I've spent a lot of time optimizing register usage for my GCN 1.0 HD 7700 card. Will I have to do this again when I inevitably
upgrade, to Hawaii or Fury? Or will my optimizations still apply to these cards? Thanks.
Solved! Go to Solution.
I think not.
Comparing with the HD7770:
On Fury there are some extra instructions mostly for cryptography and data exchange across neighboring threads, so it doesn't matter, unless you used byte-permute stuff.
On Fury and on GCN 1.2 (?) there are some new/modified memory instructions/addressing modes.
Basically the optimizer could be almost the same for all the GCN models. (The assembler must be different for Fury)
I think the most important thing that affects optimization (and register usage) is the 'version number of the Catalyst driver'.
What's the algorithm you're working on? (If it's no secret)
If it is memory bound (eg. constantly and randomly accessing from an area bigger than 2 megabytes), you can't do much.
I've heard you gained 2x speedup already
I think not.
Comparing with the HD7770:
On Fury there are some extra instructions mostly for cryptography and data exchange across neighboring threads, so it doesn't matter, unless you used byte-permute stuff.
On Fury and on GCN 1.2 (?) there are some new/modified memory instructions/addressing modes.
Basically the optimizer could be almost the same for all the GCN models. (The assembler must be different for Fury)
I think the most important thing that affects optimization (and register usage) is the 'version number of the Catalyst driver'.
What's the algorithm you're working on? (If it's no secret)
If it is memory bound (eg. constantly and randomly accessing from an area bigger than 2 megabytes), you can't do much.
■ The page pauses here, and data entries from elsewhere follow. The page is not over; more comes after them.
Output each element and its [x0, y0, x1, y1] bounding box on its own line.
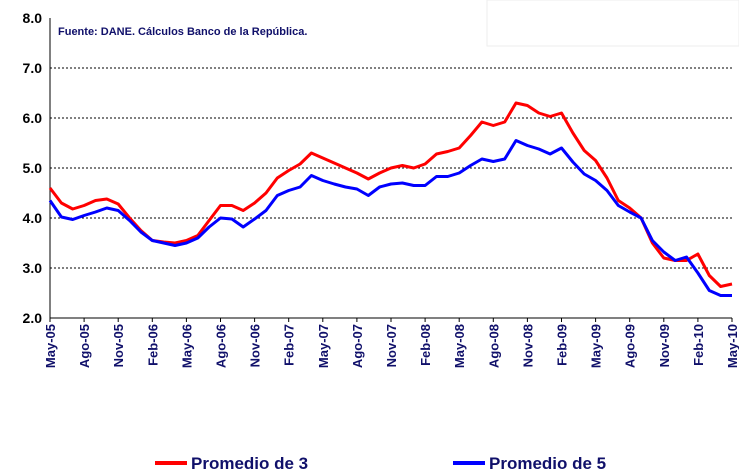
x-tick-label: Ago-08: [486, 324, 501, 368]
x-tick-label: Nov-07: [384, 324, 399, 367]
background-box: [486, 0, 739, 47]
x-tick-label: Nov-05: [111, 324, 126, 367]
x-tick-label: May-08: [452, 324, 467, 368]
y-tick-label: 7.0: [23, 60, 43, 76]
x-tick-label: Ago-07: [350, 324, 365, 368]
x-tick-label: May-07: [316, 324, 331, 368]
y-tick-label: 3.0: [23, 260, 43, 276]
x-tick-label: Nov-08: [520, 324, 535, 367]
y-tick-label: 4.0: [23, 210, 43, 226]
x-tick-label: May-06: [179, 324, 194, 368]
x-tick-label: Feb-07: [282, 324, 297, 366]
x-tick-label: Nov-06: [248, 324, 263, 367]
y-tick-label: 6.0: [23, 110, 43, 126]
x-tick-label: Ago-06: [214, 324, 229, 368]
x-tick-label: Feb-08: [418, 324, 433, 366]
x-tick-label: May-05: [43, 324, 58, 368]
y-tick-label: 2.0: [23, 310, 43, 326]
x-tick-label: May-10: [725, 324, 739, 368]
x-tick-label: Ago-09: [623, 324, 638, 368]
x-tick-label: Ago-05: [77, 324, 92, 368]
annotation: Fuente: DANE. Cálculos Banco de la Repúb…: [58, 26, 307, 38]
x-tick-label: Feb-10: [691, 324, 706, 366]
x-tick-label: Nov-09: [657, 324, 672, 367]
series-line: [48, 139, 732, 297]
x-tick-label: May-09: [589, 324, 604, 368]
legend-label: Promedio de 3: [191, 454, 308, 472]
series-line: [48, 101, 733, 288]
y-tick-label: 8.0: [23, 10, 43, 26]
legend-label: Promedio de 5: [489, 454, 606, 472]
x-tick-label: Feb-09: [555, 324, 570, 366]
y-tick-label: 5.0: [23, 160, 43, 176]
annotation-box: [50, 18, 350, 46]
x-tick-label: Feb-06: [145, 324, 160, 366]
I've heard you gained 2x speedup already
Thanks for the info. I don't think I am memory bound, although the app is pretty memory intensive. I try to use images wherever I can,
and I am accessing them in raster order. These are image compression kernels for jepg 2000 compression. The speed I am getting on
my old mid-range HD 7770 is mind blowing.
>jpeg 2000 compression
So it starts with wavelet transform. Now that's a memory hungry one. At least it's kinda sequential.
Yes, wavelet to start. Actually, the signal processing part is the easiest to parallelize - although the kernel is quite involved.
The most memory intensive part is actually the later stages, where each bit plane must be processed in three different passes.
And the hardest part to parallelize is the last part, a serial MQ arithmetic encoder. This was designed around 20 years ago, to avoid multiplication, but it is full of branches, so not great for GPGPU.
Back then mul was slow.
But not today -> mad24
There are other goodies here, maybe they can help -> Integer Built-In Functions
Thanks. I am making extensive use of mad24, but I didn't notice mul24. Should save me a few cycles.
Strange: mul24 and mad24 increases register usage in a few of my kernels. So, I think I will avoid them for now: I have become
a bit obsessive about VGPR usage
But... codeXL sometimes reports different simulations ('colorful bars' page) for post-Tonga, and sometimes I've observed this in post-hawaii WRT GCN1.0.
No idea however if it happens in reality.